Statistical analysis
A paired sample t test was used to compare the contractility that was observed before and after the specimen was bathed in castor oil or PSS. An independent sample t test was used to compare the contractility that was seen after castor oil exposure with that found after PSS exposure. A probability value of < .05 was considered to be statistically significant. We used the statistical package SPSS for Windows (version 11.0; SPSS Inc, Chicago, IL).
Results
Myometrial biopsy specimens were obtained from a total of 8 women between 38 and 39 weeks gestation. The mean maternal age was 35.28 years. The reasons for cesarean section were breech presentation and previous cesarean section. All cesarean section operations were carried out under regional anesthesia before the onset of labor.
After the period of equilibration, regular rhythmic contractions developed in all strips after bath exposure to oxytocin.
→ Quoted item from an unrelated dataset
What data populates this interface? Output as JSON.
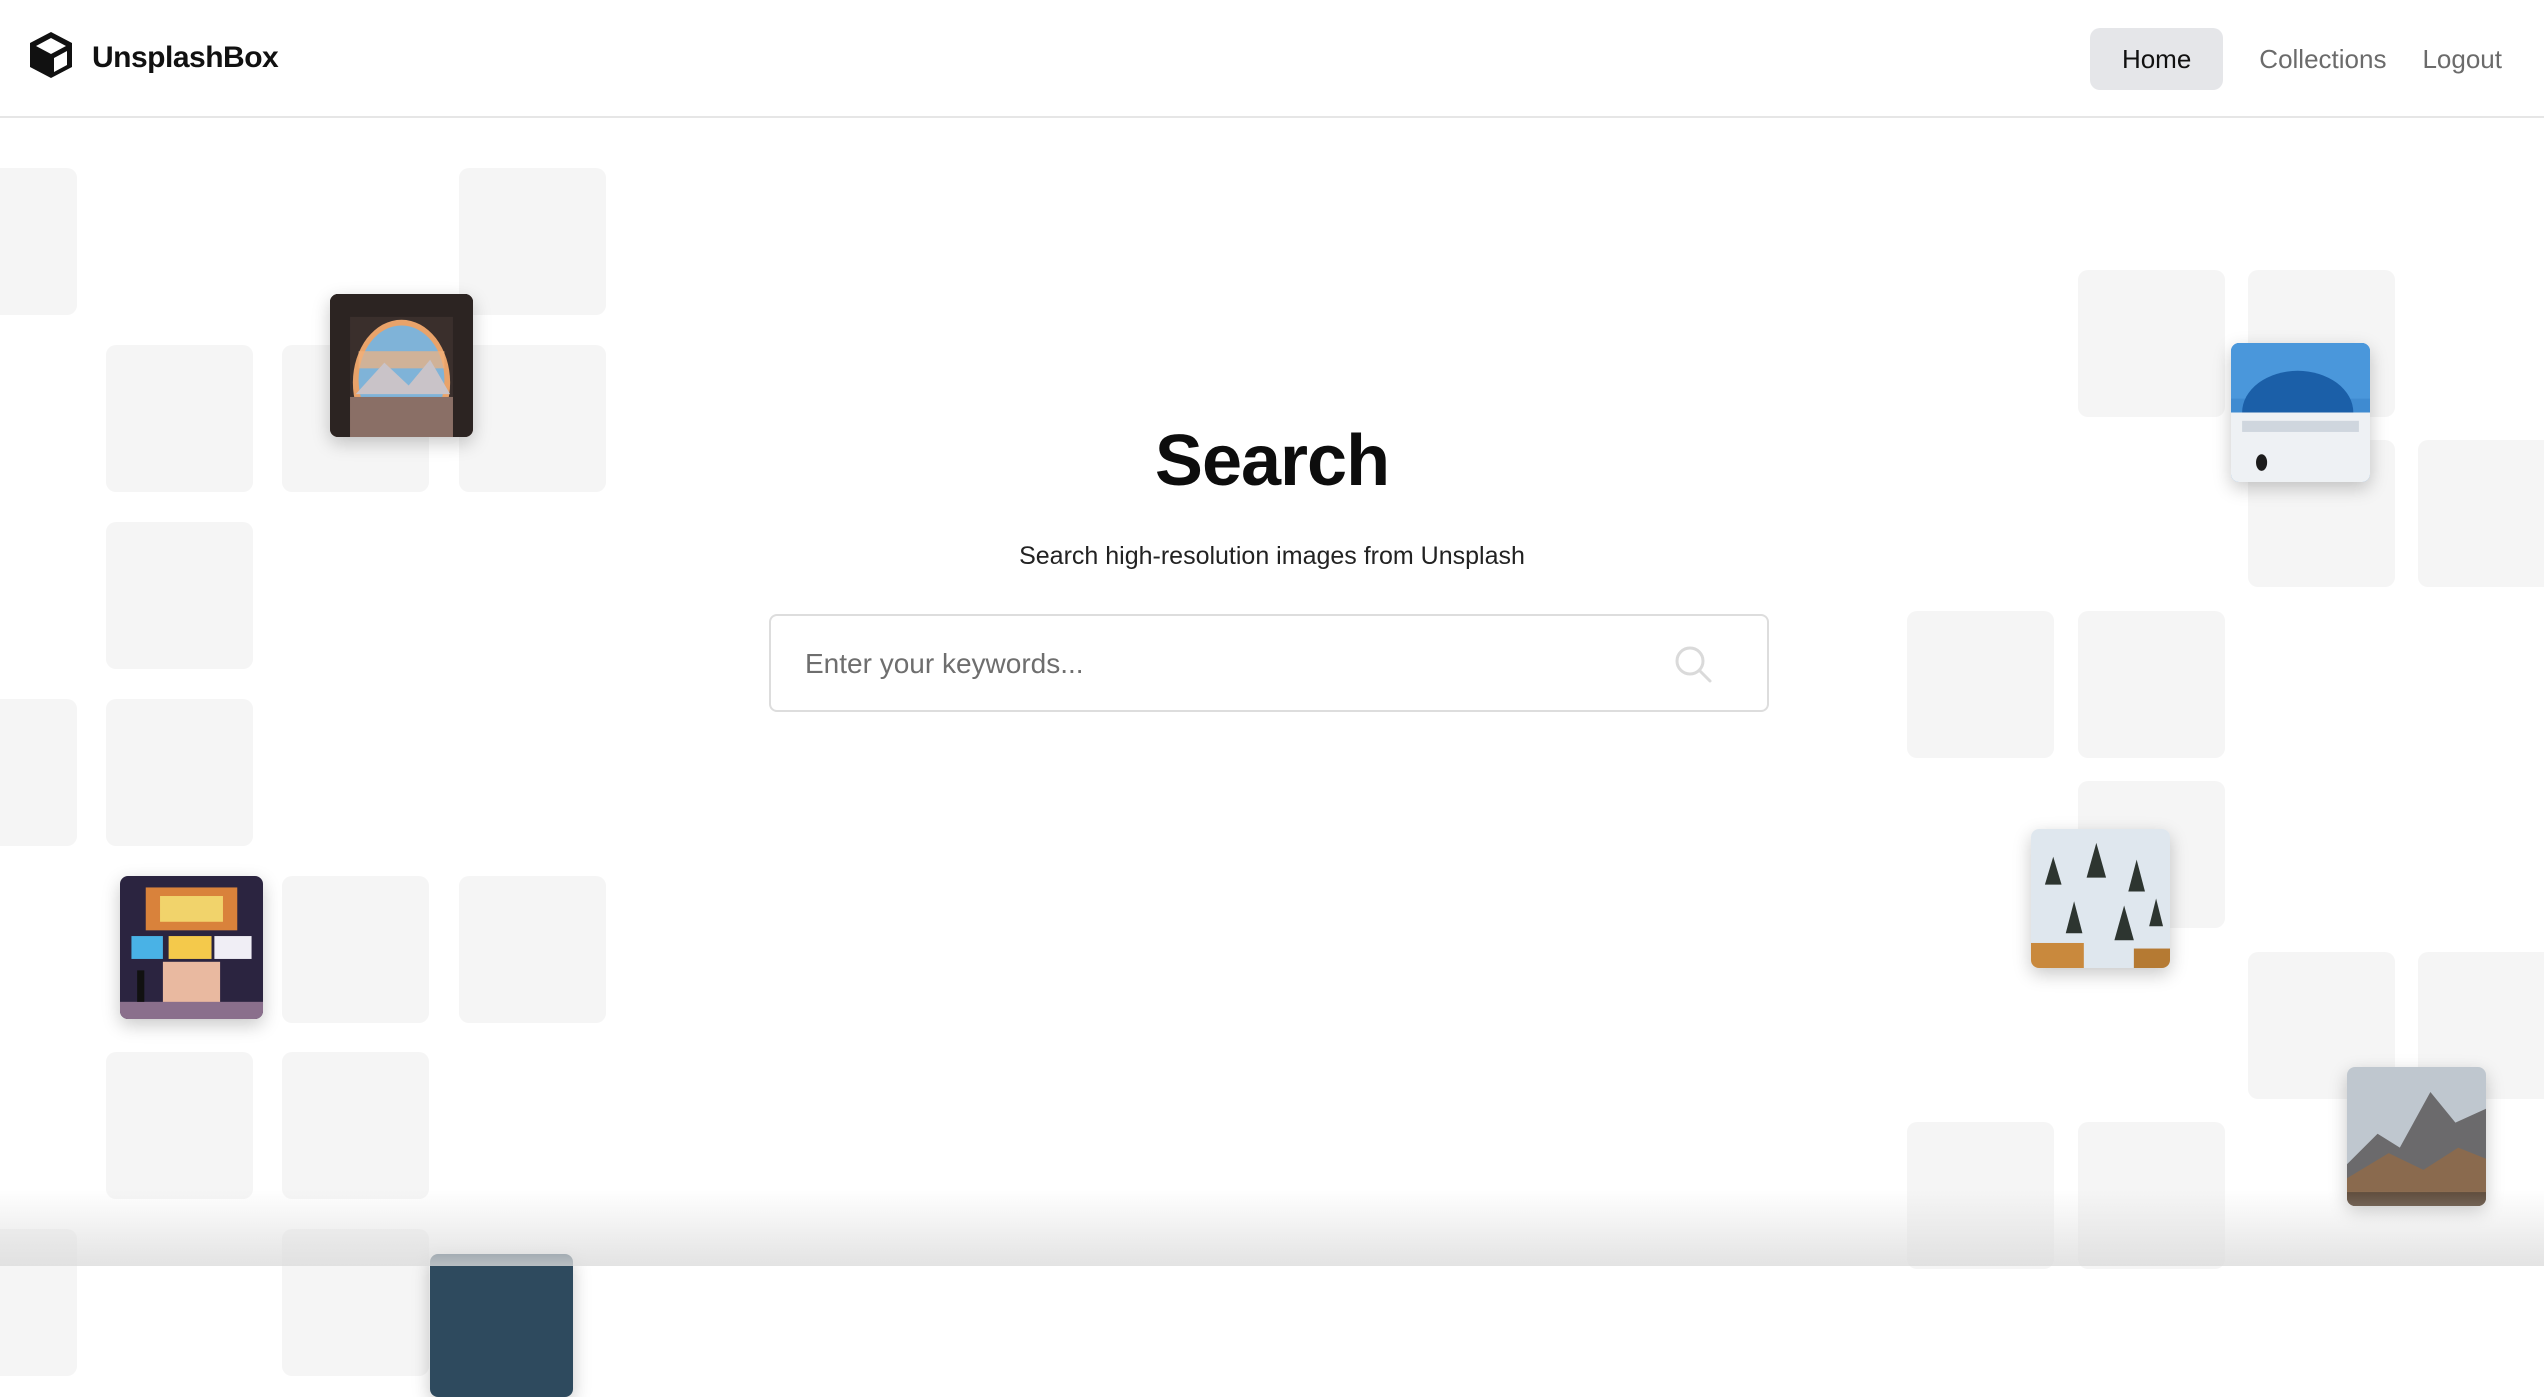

In Figure 1 , a presentative recording of this myometrial contractility is demonstrated for the initial oxytocin exposure and for the final exposure after incubation in castor oil. The enhanced contractile performance after exposure to castor oil is observed. The integrals of contractile activity that were measured for both periods of exposure (ie, before and after castor oil) are shown in Table 1 . The mean contractility value that was measured after castor oil exposure was 165.53% ± 17.03% ( P = .004; n = 8; Table 2 ).